I didn’t want to miss home but I did I missed her too, when holidays rolled around I was happy for the chance to go home without loosing this battle. My grandmother died, it was my mother mother, I had seen her only a handful of times before, my mother was shattered she cried all day and at night sometimes, this was the first time I saw my mother cry like this, I did not know what to do, for the first time in 4 years I knocked on her door, my mother sprawled on the floor with pictures all around her, I had never seen these pictures before, I looked just like my mother. She was fat at some point too? Why did she never tell me? For the first time ever I asked my mother to tell me about herself, and she did.

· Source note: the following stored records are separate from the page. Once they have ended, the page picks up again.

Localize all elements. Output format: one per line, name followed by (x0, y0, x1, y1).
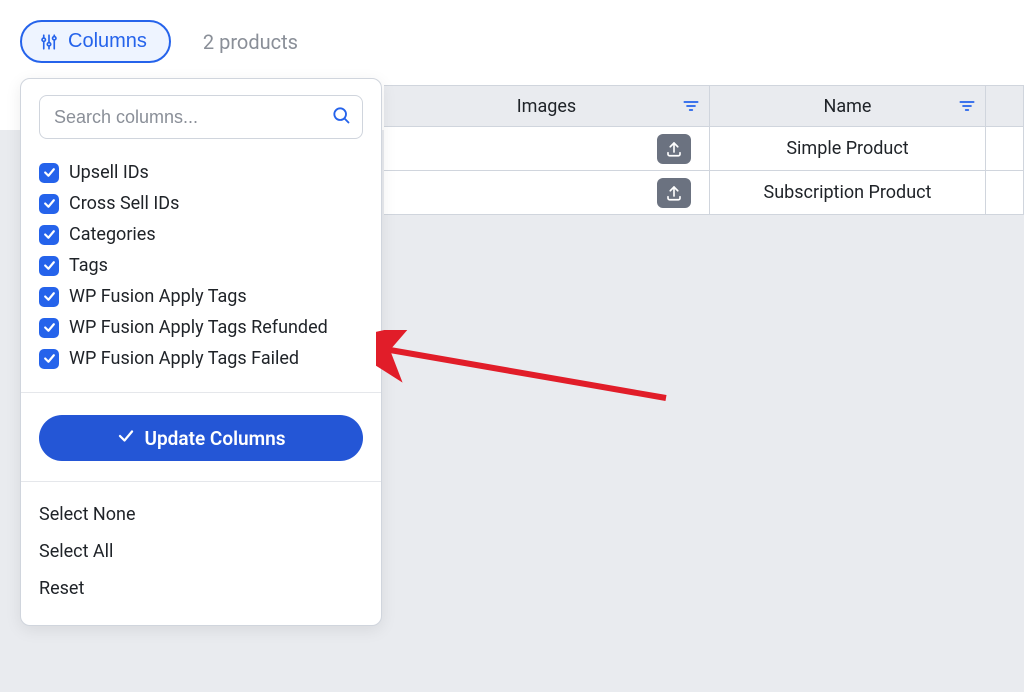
column-toggle-label: WP Fusion Apply Tags Refunded (69, 317, 328, 338)
cell-images (384, 127, 710, 170)
table-row: Subscription Product (384, 171, 1024, 215)
column-header-images[interactable]: Images (384, 86, 710, 126)
upload-image-button[interactable] (657, 178, 691, 208)
column-toggle-label: Cross Sell IDs (69, 193, 179, 214)
columns-button-label: Columns (68, 30, 147, 53)
panel-actions: Select None Select All Reset (21, 481, 381, 625)
reset-link[interactable]: Reset (39, 570, 363, 607)
checkbox-checked-icon[interactable] (39, 163, 59, 183)
cell-blank (986, 127, 1024, 170)
search-wrap (39, 95, 363, 139)
columns-dropdown: Upsell IDs Cross Sell IDs Categories Tags WP… (20, 78, 382, 626)
column-toggle-label: WP Fusion Apply Tags (69, 286, 247, 307)
column-toggle-row[interactable]: WP Fusion Apply Tags Failed (39, 343, 363, 374)
columns-button[interactable]: Columns (20, 20, 171, 63)
search-input[interactable] (39, 95, 363, 139)
table-row: Simple Product (384, 127, 1024, 171)
update-columns-button[interactable]: Update Columns (39, 415, 363, 461)
product-count: 2 products (203, 30, 298, 54)
column-toggle-label: Upsell IDs (69, 162, 149, 183)
column-toggle-row[interactable]: Cross Sell IDs (39, 188, 363, 219)
column-toggle-row[interactable]: WP Fusion Apply Tags (39, 281, 363, 312)
cell-name[interactable]: Simple Product (710, 127, 986, 170)
upload-icon (665, 184, 683, 202)
checkbox-checked-icon[interactable] (39, 318, 59, 338)
checkbox-checked-icon[interactable] (39, 194, 59, 214)
select-all-link[interactable]: Select All (39, 533, 363, 570)
sliders-icon (40, 33, 58, 51)
column-toggle-row[interactable]: Categories (39, 219, 363, 250)
products-table: Images Name (384, 85, 1024, 215)
cell-name[interactable]: Subscription Product (710, 171, 986, 214)
column-toggle-row[interactable]: Upsell IDs (39, 157, 363, 188)
filter-icon[interactable] (959, 99, 975, 113)
checkbox-checked-icon[interactable] (39, 287, 59, 307)
upload-image-button[interactable] (657, 134, 691, 164)
divider (21, 392, 381, 393)
table-header: Images Name (384, 85, 1024, 127)
filter-icon[interactable] (683, 99, 699, 113)
search-icon (331, 105, 351, 129)
checkbox-checked-icon[interactable] (39, 256, 59, 276)
checkbox-checked-icon[interactable] (39, 349, 59, 369)
column-header-images-label: Images (517, 96, 576, 117)
column-checklist: Upsell IDs Cross Sell IDs Categories Tags WP… (39, 157, 363, 374)
cell-name-text: Subscription Product (764, 182, 932, 203)
table-body: Simple Product Subscription Product (384, 127, 1024, 215)
select-none-link[interactable]: Select None (39, 496, 363, 533)
cell-blank (986, 171, 1024, 214)
column-header-name[interactable]: Name (710, 86, 986, 126)
column-toggle-label: Tags (69, 255, 108, 276)
upload-icon (665, 140, 683, 158)
column-toggle-label: Categories (69, 224, 156, 245)
column-header-blank (986, 86, 1024, 126)
check-icon (117, 427, 135, 450)
column-toggle-row[interactable]: WP Fusion Apply Tags Refunded (39, 312, 363, 343)
update-columns-label: Update Columns (145, 427, 286, 450)
annotation-arrow (376, 330, 676, 410)
cell-images (384, 171, 710, 214)
column-header-name-label: Name (824, 96, 872, 117)
cell-name-text: Simple Product (786, 138, 908, 159)
checkbox-checked-icon[interactable] (39, 225, 59, 245)
column-toggle-label: WP Fusion Apply Tags Failed (69, 348, 299, 369)
column-toggle-row[interactable]: Tags (39, 250, 363, 281)
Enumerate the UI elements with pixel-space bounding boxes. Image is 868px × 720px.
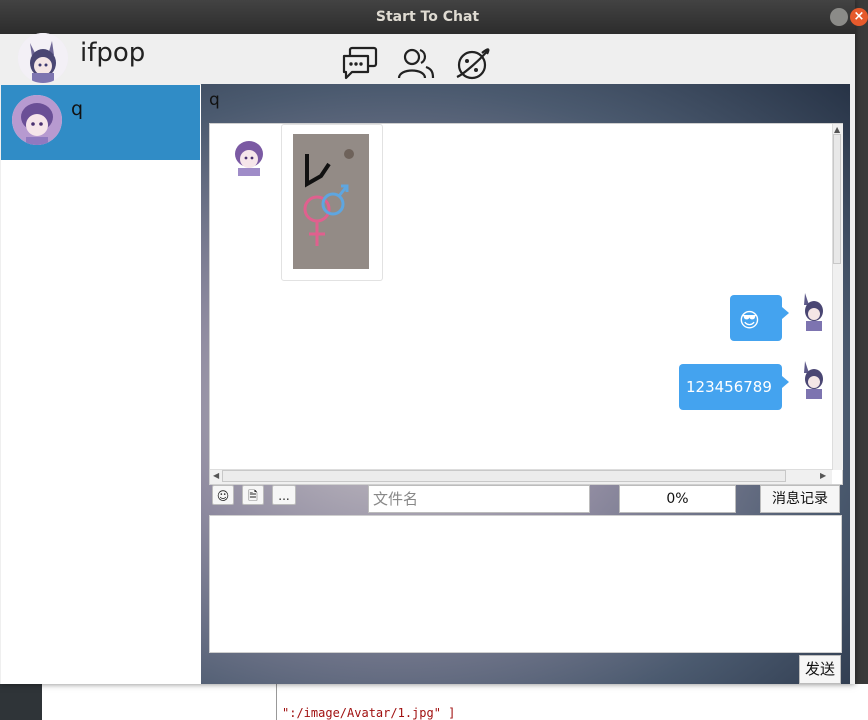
close-icon: × [853, 9, 865, 24]
chat-icon[interactable] [340, 44, 380, 84]
horizontal-scroll-thumb[interactable] [222, 470, 786, 482]
username: ifpop [80, 38, 146, 68]
message-text: 123456789 [686, 378, 772, 396]
scroll-left-icon[interactable]: ◀ [213, 471, 219, 480]
scroll-up-icon[interactable]: ▲ [834, 125, 840, 134]
minimize-button[interactable] [830, 8, 848, 26]
send-button[interactable]: 发送 [799, 655, 841, 684]
bubble-tail [782, 307, 789, 319]
user-avatar[interactable] [18, 33, 68, 83]
more-label: ... [278, 489, 290, 503]
chat-title: q [209, 90, 220, 110]
avatar-image [18, 33, 68, 83]
my-avatar [800, 359, 826, 399]
peer-avatar [228, 134, 270, 176]
smiley-icon: ☺ [216, 489, 230, 503]
message-photo[interactable] [293, 134, 369, 269]
file-name-input[interactable] [368, 485, 590, 513]
contact-avatar [12, 95, 62, 145]
file-button[interactable]: 🗎 [242, 485, 264, 505]
more-button[interactable]: ... [272, 485, 296, 505]
emoji-message[interactable]: 😎 [730, 295, 789, 341]
emoji-sunglasses-icon: 😎 [739, 308, 760, 332]
history-button[interactable]: 消息记录 [760, 485, 840, 513]
editor-code-line: ":/image/Avatar/1.jpg" ] [282, 706, 456, 720]
window-title: Start To Chat [0, 0, 855, 34]
close-button[interactable]: × [850, 8, 868, 26]
background-editor: ":/image/Avatar/1.jpg" ] [0, 684, 868, 720]
upload-progress: 0% [619, 485, 736, 513]
contact-list [1, 85, 202, 684]
editor-sidebar [0, 684, 42, 720]
my-avatar [800, 291, 826, 331]
contacts-icon[interactable] [396, 44, 436, 84]
planet-icon[interactable] [452, 44, 492, 84]
scroll-right-icon[interactable]: ▶ [820, 471, 826, 480]
editor-divider [276, 684, 277, 720]
bubble-tail [782, 376, 789, 388]
emoji-button[interactable]: ☺ [212, 485, 234, 505]
vertical-scroll-thumb[interactable] [833, 134, 841, 264]
contact-name: q [71, 98, 84, 120]
message-input[interactable] [209, 515, 842, 653]
document-icon: 🗎 [248, 489, 258, 503]
text-message[interactable]: 123456789 [679, 364, 789, 410]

My generation is so unforgiving, so harsh, so inconsiderate. I never ever considered that my mother did not hurt me on purpose, Her mother hurt her her mother’s mother hurt her mother, she hurt me too but not because she wanted to, just because she didn’t know any better, we are so much more exposed to educational,ethical and social information from different places all that can be sourced from our phones. when my mother was my age she was fighting to go to school, fighting to be allowed to be a Christian, fighting to not be married off to Mr Obi’s son, things that I couldn’t even consider fighting against, best believe I would be giving up. My mother was bullied as a fat Igbo girl by my grandmother who was bullied for also being a fat Igbo girl by my great grandmother. She did what she thought was right, hurt people hurt people.

After hearing my mother’s stories, I decided on some things and understood some other things. The number one and only guide to being an African Daugther is understanding. I started to teach my mother modern societal and ethical values. We almost never saw eye to eye still,I listened to her and learnt the old societal and ethical values of our forefathers, I learnt and taught, I pushed and I pulled , our relationship is not perfect and it might never be, and that is fine.

One day at a time I fall deeper in love with my African mother and her with me.